In summary, very promising results in many fields of cancer immunotherapy were presented at the CIMT 2010 meeting. Current randomized phase III trials have successfully demonstrated an improved survival in cancer patients receiving therapeutic tumour vaccines or immunostimulatory antibodies. Future developments will surely benefit from the better definition of cellular and molecular mechanisms involved in tumour rejection and in break of tolerance. The correlation of comprehensive immune-response analysis with clinical results will help with understanding what distinguishes responders from non-responders in cancer immunotherapy.

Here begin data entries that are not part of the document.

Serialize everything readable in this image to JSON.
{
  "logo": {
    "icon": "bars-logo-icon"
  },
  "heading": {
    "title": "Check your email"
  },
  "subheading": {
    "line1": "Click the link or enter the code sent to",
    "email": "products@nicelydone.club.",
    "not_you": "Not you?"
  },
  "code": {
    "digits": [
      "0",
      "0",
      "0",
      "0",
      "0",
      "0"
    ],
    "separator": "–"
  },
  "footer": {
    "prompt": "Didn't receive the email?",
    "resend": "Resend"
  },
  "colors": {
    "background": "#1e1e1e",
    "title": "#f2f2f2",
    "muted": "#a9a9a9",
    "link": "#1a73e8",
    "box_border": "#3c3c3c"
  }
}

The apparent trend towards combined immunotherapies requires the selection of suitable partners capable of potentiating anti-tumour efficiency while ensuring minimal toxicity or at least, at a tolerable level. Clinical testing of the multitude of upcoming approaches depends on the close and positive interactions of researchers and clinicians with regulatory authorities and pharmaceutical companies. The next CIMT meeting will be held May 25–27, 2011 in Mainz to bring again together numerous international scientists contributing to the evolving success of cancer immunotherapy.
The authors declare no financial or commercial conflict of interest.